American artist (1912–1978)

John William "Uncle Jack" Dey (November 11, 1912 – October 10, 1978) was an American self-taught artist who lived and worked primarily in Virginia. Before he began painting, he worked as a trapper, fisherman, lumberjack, barber, and police officer. Dey was a favorite among the neighborhood children, whose toys and bicycles he fixed, and they affectionately nicknamed him "Uncle Jack".

==Biography==
John William Dey was born in Phoebus, Virginia. His parents separated when he was 11 years old, and he took on a series of odd jobs to help his family. He dropped out high school and later moved to Maine with a friend where he worked as a trapper and lumberjack. After his stay in Maine, Dey worked his way back south and settled in Richmond, Virginia, where he studied to be a barber.

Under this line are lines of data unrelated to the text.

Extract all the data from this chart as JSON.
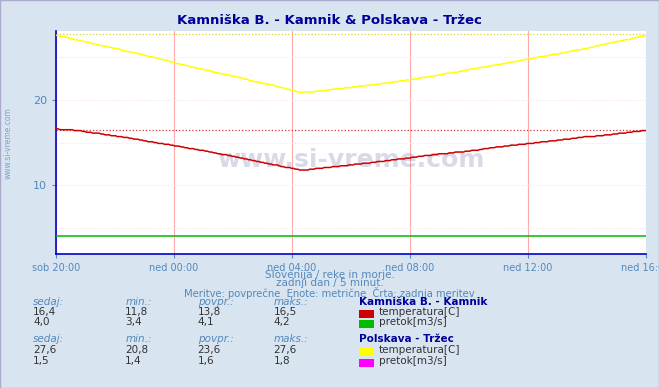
{
  "title": "Kamniška B. - Kamnik & Polskava - Tržec",
  "subtitle1": "Slovenija / reke in morje.",
  "subtitle2": "zadnji dan / 5 minut.",
  "subtitle3": "Meritve: povprečne  Enote: metrične  Črta: zadnja meritev",
  "bg_color": "#d8e4f0",
  "plot_bg_color": "#ffffff",
  "x_labels": [
    "sob 20:00",
    "ned 00:00",
    "ned 04:00",
    "ned 08:00",
    "ned 12:00",
    "ned 16:00"
  ],
  "x_ticks": [
    0,
    48,
    96,
    144,
    192,
    240
  ],
  "n_points": 289,
  "ylim": [
    2,
    28
  ],
  "yticks": [
    10,
    20
  ],
  "kamnik_temp_color": "#cc0000",
  "kamnik_flow_color": "#00bb00",
  "polskava_temp_color": "#ffff00",
  "polskava_flow_color": "#ff00ff",
  "ref_line_kamnik": 16.5,
  "ref_line_polskava": 27.6,
  "text_color": "#5588bb",
  "title_color": "#000099",
  "watermark": "www.si-vreme.com",
  "watermark_color": "#000066",
  "table_headers": [
    "sedaj:",
    "min.:",
    "povpr.:",
    "maks.:"
  ],
  "kamnik_row1": [
    "16,4",
    "11,8",
    "13,8",
    "16,5"
  ],
  "kamnik_row2": [
    "4,0",
    "3,4",
    "4,1",
    "4,2"
  ],
  "polskava_row1": [
    "27,6",
    "20,8",
    "23,6",
    "27,6"
  ],
  "polskava_row2": [
    "1,5",
    "1,4",
    "1,6",
    "1,8"
  ],
  "station1_name": "Kamniška B. - Kamnik",
  "station2_name": "Polskava - Tržec",
  "temp_label": "temperatura[C]",
  "flow_label": "pretok[m3/s]",
  "spine_color": "#0000cc",
  "grid_v_color": "#ffaaaa",
  "grid_h_color": "#ffdddd"
}
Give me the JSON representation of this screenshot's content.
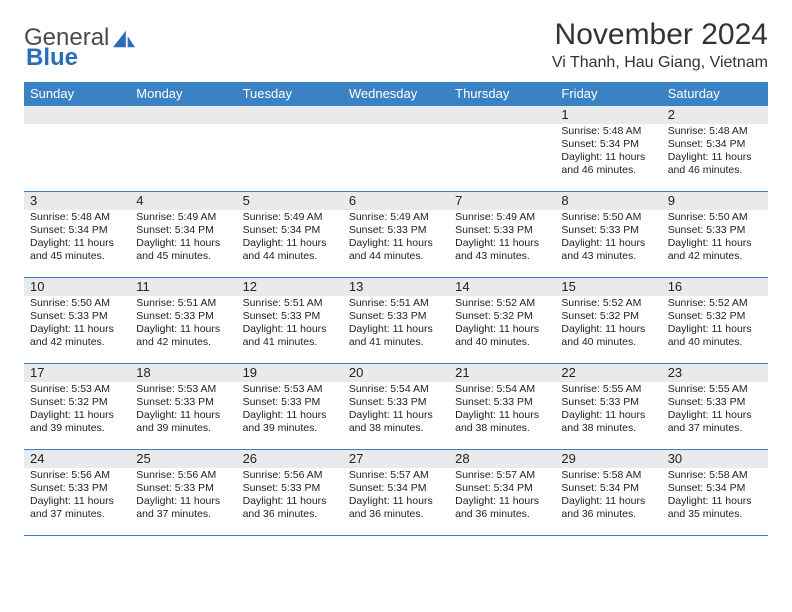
{
  "brand": {
    "part1": "General",
    "part2": "Blue"
  },
  "title": "November 2024",
  "location": "Vi Thanh, Hau Giang, Vietnam",
  "colors": {
    "header_bg": "#3b82c4",
    "header_text": "#ffffff",
    "band_bg": "#e9eaeb",
    "border": "#3b82c4",
    "brand_gray": "#4a4a4a",
    "brand_blue": "#2a6db8"
  },
  "dow": [
    "Sunday",
    "Monday",
    "Tuesday",
    "Wednesday",
    "Thursday",
    "Friday",
    "Saturday"
  ],
  "weeks": [
    [
      null,
      null,
      null,
      null,
      null,
      {
        "n": "1",
        "sunrise": "Sunrise: 5:48 AM",
        "sunset": "Sunset: 5:34 PM",
        "daylight": "Daylight: 11 hours and 46 minutes."
      },
      {
        "n": "2",
        "sunrise": "Sunrise: 5:48 AM",
        "sunset": "Sunset: 5:34 PM",
        "daylight": "Daylight: 11 hours and 46 minutes."
      }
    ],
    [
      {
        "n": "3",
        "sunrise": "Sunrise: 5:48 AM",
        "sunset": "Sunset: 5:34 PM",
        "daylight": "Daylight: 11 hours and 45 minutes."
      },
      {
        "n": "4",
        "sunrise": "Sunrise: 5:49 AM",
        "sunset": "Sunset: 5:34 PM",
        "daylight": "Daylight: 11 hours and 45 minutes."
      },
      {
        "n": "5",
        "sunrise": "Sunrise: 5:49 AM",
        "sunset": "Sunset: 5:34 PM",
        "daylight": "Daylight: 11 hours and 44 minutes."
      },
      {
        "n": "6",
        "sunrise": "Sunrise: 5:49 AM",
        "sunset": "Sunset: 5:33 PM",
        "daylight": "Daylight: 11 hours and 44 minutes."
      },
      {
        "n": "7",
        "sunrise": "Sunrise: 5:49 AM",
        "sunset": "Sunset: 5:33 PM",
        "daylight": "Daylight: 11 hours and 43 minutes."
      },
      {
        "n": "8",
        "sunrise": "Sunrise: 5:50 AM",
        "sunset": "Sunset: 5:33 PM",
        "daylight": "Daylight: 11 hours and 43 minutes."
      },
      {
        "n": "9",
        "sunrise": "Sunrise: 5:50 AM",
        "sunset": "Sunset: 5:33 PM",
        "daylight": "Daylight: 11 hours and 42 minutes."
      }
    ],
    [
      {
        "n": "10",
        "sunrise": "Sunrise: 5:50 AM",
        "sunset": "Sunset: 5:33 PM",
        "daylight": "Daylight: 11 hours and 42 minutes."
      },
      {
        "n": "11",
        "sunrise": "Sunrise: 5:51 AM",
        "sunset": "Sunset: 5:33 PM",
        "daylight": "Daylight: 11 hours and 42 minutes."
      },
      {
        "n": "12",
        "sunrise": "Sunrise: 5:51 AM",
        "sunset": "Sunset: 5:33 PM",
        "daylight": "Daylight: 11 hours and 41 minutes."
      },
      {
        "n": "13",
        "sunrise": "Sunrise: 5:51 AM",
        "sunset": "Sunset: 5:33 PM",
        "daylight": "Daylight: 11 hours and 41 minutes."
      },
      {
        "n": "14",
        "sunrise": "Sunrise: 5:52 AM",
        "sunset": "Sunset: 5:32 PM",
        "daylight": "Daylight: 11 hours and 40 minutes."
      },
      {
        "n": "15",
        "sunrise": "Sunrise: 5:52 AM",
        "sunset": "Sunset: 5:32 PM",
        "daylight": "Daylight: 11 hours and 40 minutes."
      },
      {
        "n": "16",
        "sunrise": "Sunrise: 5:52 AM",
        "sunset": "Sunset: 5:32 PM",
        "daylight": "Daylight: 11 hours and 40 minutes."
      }
    ],
    [
      {
        "n": "17",
        "sunrise": "Sunrise: 5:53 AM",
        "sunset": "Sunset: 5:32 PM",
        "daylight": "Daylight: 11 hours and 39 minutes."
      },
      {
        "n": "18",
        "sunrise": "Sunrise: 5:53 AM",
        "sunset": "Sunset: 5:33 PM",
        "daylight": "Daylight: 11 hours and 39 minutes."
      },
      {
        "n": "19",
        "sunrise": "Sunrise: 5:53 AM",
        "sunset": "Sunset: 5:33 PM",
        "daylight": "Daylight: 11 hours and 39 minutes."
      },
      {
        "n": "20",
        "sunrise": "Sunrise: 5:54 AM",
        "sunset": "Sunset: 5:33 PM",
        "daylight": "Daylight: 11 hours and 38 minutes."
      },
      {
        "n": "21",
        "sunrise": "Sunrise: 5:54 AM",
        "sunset": "Sunset: 5:33 PM",
        "daylight": "Daylight: 11 hours and 38 minutes."
      },
      {
        "n": "22",
        "sunrise": "Sunrise: 5:55 AM",
        "sunset": "Sunset: 5:33 PM",
        "daylight": "Daylight: 11 hours and 38 minutes."
      },
      {
        "n": "23",
        "sunrise": "Sunrise: 5:55 AM",
        "sunset": "Sunset: 5:33 PM",
        "daylight": "Daylight: 11 hours and 37 minutes."
      }
    ],
    [
      {
        "n": "24",
        "sunrise": "Sunrise: 5:56 AM",
        "sunset": "Sunset: 5:33 PM",
        "daylight": "Daylight: 11 hours and 37 minutes."
      },
      {
        "n": "25",
        "sunrise": "Sunrise: 5:56 AM",
        "sunset": "Sunset: 5:33 PM",
        "daylight": "Daylight: 11 hours and 37 minutes."
      },
      {
        "n": "26",
        "sunrise": "Sunrise: 5:56 AM",
        "sunset": "Sunset: 5:33 PM",
        "daylight": "Daylight: 11 hours and 36 minutes."
      },
      {
        "n": "27",
        "sunrise": "Sunrise: 5:57 AM",
        "sunset": "Sunset: 5:34 PM",
        "daylight": "Daylight: 11 hours and 36 minutes."
      },
      {
        "n": "28",
        "sunrise": "Sunrise: 5:57 AM",
        "sunset": "Sunset: 5:34 PM",
        "daylight": "Daylight: 11 hours and 36 minutes."
      },
      {
        "n": "29",
        "sunrise": "Sunrise: 5:58 AM",
        "sunset": "Sunset: 5:34 PM",
        "daylight": "Daylight: 11 hours and 36 minutes."
      },
      {
        "n": "30",
        "sunrise": "Sunrise: 5:58 AM",
        "sunset": "Sunset: 5:34 PM",
        "daylight": "Daylight: 11 hours and 35 minutes."
      }
    ]
  ]
}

There, he met Margaret Pearl Cleveland, whom he later married. Dey became a police officer for the City of Richmond around 1942 and retired in 1955. Dey died of cardiopulmonary arrest in 1978.

==Painting career==
Despite having no formal artistic training, Dey began painting in 1955 after his retirement from the police force. He preferred to use model airplane paint and painted on wood, plywood, and corrugated cardboard, which he sometimes covered with an old t-shirt. Dey purchased frames from yard sales and second-hand shops and then created paintings according to each frame's size. His subjects include country landscapes, Biblical stories, and imagined, exotic scenes, some inspired by his own memories. Each painting had a story, and Dey attached letters to the back of some of his paintings, explaining what the story was. Dey's doctor and friends were some of his earliest supporters and he gave away 300–400 of his paintings before he was recognized as an artist. It is estimated that he created around 650 paintings.

In 1973, the American Folk Art Company in Richmond, Virginia, held Dey's first public paintings exhibition and more widespread recognition came in the next year when folk art collector Herbert Waide Hemphill, Jr. included an image of Adam and Even Leave Eden in his book, Twentieth-Century American Folk Art and Artists.
Several of Dey's works, including Adam and Eve Leave Eden, The Elephant Who Was Fond of the Watermelon, and Acupuncture Pitchfork Style, are included in the Smithsonian American Art Museum.